Me lo sono chiesto spesso, perché Helmut è morto proprio nel momento del grande cambio. Senza dubbio era affascinato dalla tecnologia, ma era anche molto tradizionale. «No trickery» era il suo motto. Per questo filmava tutte le sue sessioni, perché dessero fede del suo modo di lavorare. Non ammetteva trucchi, l’artificio c’è e si vede. Sono immagini preparate, deliberate, a volte volutamente artificiose, pensate per sconcertare e provocare lo spettatore. Viaggiava sempre con i suoi elementi di scena, protesi, scarpe con tacchi vertiginosi e sette manichini che chiamava per nome.
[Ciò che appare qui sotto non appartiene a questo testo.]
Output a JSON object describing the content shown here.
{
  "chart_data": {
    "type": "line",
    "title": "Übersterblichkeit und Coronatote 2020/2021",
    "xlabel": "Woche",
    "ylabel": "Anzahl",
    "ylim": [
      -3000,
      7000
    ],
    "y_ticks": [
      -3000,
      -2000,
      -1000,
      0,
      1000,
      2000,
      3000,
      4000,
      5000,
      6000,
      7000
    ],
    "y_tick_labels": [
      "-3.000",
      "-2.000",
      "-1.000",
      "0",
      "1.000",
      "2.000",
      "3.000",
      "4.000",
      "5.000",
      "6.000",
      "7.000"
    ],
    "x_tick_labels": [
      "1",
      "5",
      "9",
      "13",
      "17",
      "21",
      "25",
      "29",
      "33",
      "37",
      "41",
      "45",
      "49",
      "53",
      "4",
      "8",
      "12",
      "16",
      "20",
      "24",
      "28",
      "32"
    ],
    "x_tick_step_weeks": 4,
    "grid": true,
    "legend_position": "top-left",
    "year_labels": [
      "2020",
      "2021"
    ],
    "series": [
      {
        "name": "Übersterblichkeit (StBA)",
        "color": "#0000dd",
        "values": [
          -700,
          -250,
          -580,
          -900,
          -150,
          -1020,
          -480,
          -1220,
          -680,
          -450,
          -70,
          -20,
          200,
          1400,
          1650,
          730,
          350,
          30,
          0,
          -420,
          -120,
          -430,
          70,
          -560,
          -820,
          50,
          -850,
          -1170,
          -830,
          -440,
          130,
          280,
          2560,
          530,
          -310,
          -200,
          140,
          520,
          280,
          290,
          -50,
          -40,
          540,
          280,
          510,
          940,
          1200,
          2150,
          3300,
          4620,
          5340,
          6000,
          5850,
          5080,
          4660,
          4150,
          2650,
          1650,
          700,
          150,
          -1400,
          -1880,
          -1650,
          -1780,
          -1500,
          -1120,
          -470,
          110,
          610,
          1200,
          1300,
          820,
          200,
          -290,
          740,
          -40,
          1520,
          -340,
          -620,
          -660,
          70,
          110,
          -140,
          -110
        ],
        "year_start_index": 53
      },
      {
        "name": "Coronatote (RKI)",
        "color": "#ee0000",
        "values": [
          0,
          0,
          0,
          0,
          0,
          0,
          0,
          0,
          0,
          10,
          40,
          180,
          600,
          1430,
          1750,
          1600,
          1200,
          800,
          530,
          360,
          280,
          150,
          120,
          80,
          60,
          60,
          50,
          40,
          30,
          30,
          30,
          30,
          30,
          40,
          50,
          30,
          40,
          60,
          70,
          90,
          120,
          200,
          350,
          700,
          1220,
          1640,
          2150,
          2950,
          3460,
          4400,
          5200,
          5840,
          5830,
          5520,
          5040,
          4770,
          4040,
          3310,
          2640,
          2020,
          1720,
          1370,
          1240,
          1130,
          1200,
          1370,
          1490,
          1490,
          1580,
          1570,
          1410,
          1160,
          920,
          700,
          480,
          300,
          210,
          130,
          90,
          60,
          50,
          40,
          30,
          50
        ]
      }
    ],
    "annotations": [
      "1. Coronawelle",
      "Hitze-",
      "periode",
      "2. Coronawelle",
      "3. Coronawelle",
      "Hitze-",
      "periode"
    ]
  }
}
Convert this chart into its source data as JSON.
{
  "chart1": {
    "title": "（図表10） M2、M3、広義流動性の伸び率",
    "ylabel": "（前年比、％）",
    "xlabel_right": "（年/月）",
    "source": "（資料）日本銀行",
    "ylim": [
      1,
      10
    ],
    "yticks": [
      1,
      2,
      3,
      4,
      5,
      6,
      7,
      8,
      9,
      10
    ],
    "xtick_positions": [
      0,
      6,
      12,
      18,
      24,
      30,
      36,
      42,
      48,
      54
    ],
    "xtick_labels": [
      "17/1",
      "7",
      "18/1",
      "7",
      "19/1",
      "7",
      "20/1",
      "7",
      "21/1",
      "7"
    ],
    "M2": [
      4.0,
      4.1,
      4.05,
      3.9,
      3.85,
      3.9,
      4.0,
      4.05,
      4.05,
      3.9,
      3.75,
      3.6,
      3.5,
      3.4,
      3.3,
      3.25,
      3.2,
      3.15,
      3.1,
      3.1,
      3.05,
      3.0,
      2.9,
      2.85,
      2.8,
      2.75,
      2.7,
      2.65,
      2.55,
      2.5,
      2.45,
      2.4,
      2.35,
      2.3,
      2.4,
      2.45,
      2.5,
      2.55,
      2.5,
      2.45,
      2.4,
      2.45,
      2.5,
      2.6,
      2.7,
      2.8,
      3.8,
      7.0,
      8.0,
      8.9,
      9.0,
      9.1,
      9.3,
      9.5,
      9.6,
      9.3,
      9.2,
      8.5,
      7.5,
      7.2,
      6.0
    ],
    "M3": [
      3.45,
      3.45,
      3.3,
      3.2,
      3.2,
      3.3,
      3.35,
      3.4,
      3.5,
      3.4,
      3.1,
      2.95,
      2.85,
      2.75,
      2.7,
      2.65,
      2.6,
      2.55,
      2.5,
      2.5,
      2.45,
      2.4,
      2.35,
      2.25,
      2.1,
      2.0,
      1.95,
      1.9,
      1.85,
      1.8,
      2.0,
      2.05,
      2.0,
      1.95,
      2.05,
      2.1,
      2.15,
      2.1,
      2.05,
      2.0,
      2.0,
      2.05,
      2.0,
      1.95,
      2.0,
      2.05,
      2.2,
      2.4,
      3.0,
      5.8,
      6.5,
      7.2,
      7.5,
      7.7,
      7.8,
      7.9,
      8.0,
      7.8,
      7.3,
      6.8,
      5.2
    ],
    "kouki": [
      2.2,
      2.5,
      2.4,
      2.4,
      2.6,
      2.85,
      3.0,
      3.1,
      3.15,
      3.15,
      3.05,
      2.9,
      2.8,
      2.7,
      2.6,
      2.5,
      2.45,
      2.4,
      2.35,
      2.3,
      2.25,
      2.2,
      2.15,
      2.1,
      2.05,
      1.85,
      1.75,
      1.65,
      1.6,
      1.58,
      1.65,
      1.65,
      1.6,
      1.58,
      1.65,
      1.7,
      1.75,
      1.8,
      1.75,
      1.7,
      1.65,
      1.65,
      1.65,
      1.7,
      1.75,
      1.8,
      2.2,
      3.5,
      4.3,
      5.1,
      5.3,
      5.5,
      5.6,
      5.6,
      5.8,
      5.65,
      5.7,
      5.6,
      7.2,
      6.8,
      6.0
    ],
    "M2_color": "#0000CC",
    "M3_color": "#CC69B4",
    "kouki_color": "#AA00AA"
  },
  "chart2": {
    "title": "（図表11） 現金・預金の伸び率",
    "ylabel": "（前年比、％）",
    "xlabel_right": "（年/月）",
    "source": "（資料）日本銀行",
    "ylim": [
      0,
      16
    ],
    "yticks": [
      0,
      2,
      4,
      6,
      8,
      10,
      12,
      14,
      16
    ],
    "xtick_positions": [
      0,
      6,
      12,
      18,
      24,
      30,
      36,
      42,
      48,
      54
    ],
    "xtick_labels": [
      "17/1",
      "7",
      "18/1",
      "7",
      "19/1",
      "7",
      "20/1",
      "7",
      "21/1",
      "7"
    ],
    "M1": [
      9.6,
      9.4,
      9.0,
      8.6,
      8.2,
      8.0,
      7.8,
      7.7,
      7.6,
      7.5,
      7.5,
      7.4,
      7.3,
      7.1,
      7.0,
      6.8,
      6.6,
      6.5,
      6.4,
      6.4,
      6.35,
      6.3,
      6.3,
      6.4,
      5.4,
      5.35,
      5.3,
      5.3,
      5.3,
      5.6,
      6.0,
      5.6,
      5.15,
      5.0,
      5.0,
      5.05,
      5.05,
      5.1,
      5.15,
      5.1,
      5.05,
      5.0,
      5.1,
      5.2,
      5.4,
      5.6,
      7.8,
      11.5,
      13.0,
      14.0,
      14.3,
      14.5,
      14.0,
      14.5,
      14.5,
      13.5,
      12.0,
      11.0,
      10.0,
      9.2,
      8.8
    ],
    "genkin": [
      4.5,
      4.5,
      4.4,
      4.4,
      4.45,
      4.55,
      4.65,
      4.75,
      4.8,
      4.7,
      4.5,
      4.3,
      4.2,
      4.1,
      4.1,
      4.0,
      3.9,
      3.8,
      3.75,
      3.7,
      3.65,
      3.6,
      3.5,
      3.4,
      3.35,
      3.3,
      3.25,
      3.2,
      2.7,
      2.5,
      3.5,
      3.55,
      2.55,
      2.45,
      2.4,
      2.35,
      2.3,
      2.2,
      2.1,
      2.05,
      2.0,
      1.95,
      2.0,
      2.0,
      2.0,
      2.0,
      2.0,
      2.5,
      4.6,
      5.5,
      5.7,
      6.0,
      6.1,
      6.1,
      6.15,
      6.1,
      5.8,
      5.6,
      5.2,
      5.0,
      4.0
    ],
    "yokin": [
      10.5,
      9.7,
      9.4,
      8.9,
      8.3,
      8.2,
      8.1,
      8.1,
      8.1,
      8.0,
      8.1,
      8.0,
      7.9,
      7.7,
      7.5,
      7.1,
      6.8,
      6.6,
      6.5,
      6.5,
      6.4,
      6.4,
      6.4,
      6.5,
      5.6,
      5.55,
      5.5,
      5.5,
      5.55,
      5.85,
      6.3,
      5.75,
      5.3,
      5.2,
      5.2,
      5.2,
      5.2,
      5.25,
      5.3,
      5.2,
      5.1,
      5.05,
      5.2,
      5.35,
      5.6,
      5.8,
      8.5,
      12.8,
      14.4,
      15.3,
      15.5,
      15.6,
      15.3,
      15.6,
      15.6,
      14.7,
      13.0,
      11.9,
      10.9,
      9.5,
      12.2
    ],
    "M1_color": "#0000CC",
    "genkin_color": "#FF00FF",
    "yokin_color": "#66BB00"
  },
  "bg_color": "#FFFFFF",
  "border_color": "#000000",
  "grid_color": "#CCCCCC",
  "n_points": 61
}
L’arte, il cinema, le donne e June, sono state le sue grandi ispirazioni?
Senza dubbio, e le foto in mostra lo confermano. Gli omaggi all’arte antica e soprattutto a Velázquez sono evidenti. Si vedono nelle veneri, nella foto all’interno della foto di «Self-portrait with wife and models» (Vogue Francia, 1981) o di «After Velázquez in my apartment». Lo stesso succede con il cinema di Murnau, Lang, Truffaut e naturalmente di Hitchcock, con la celebre foto, ispirata al film del ’59 «Intrigo internazionale». Da June arrivavano molte delle idee più geniali sulla composizione dell’immagine e sull’atteggiamento della modella. Si trattava di stupire, di far sì che il lettore si fermasse sulla pagina, così in un servizio di cosmetici invece di bellezza tradizionale appariva Jerry Hall mentre si applicava una bistecca sanguinolenta sull’occhio. Helmut non voleva captare le pulsioni interne del soggetto. «Non m’interessa l’anima», diceva. Eppure aveva una relazione intensa con le sue modelle, Henrietta, Lisa Taylor, Jerry Hall o Elsa Peretti, davano continuità al suo lavoro.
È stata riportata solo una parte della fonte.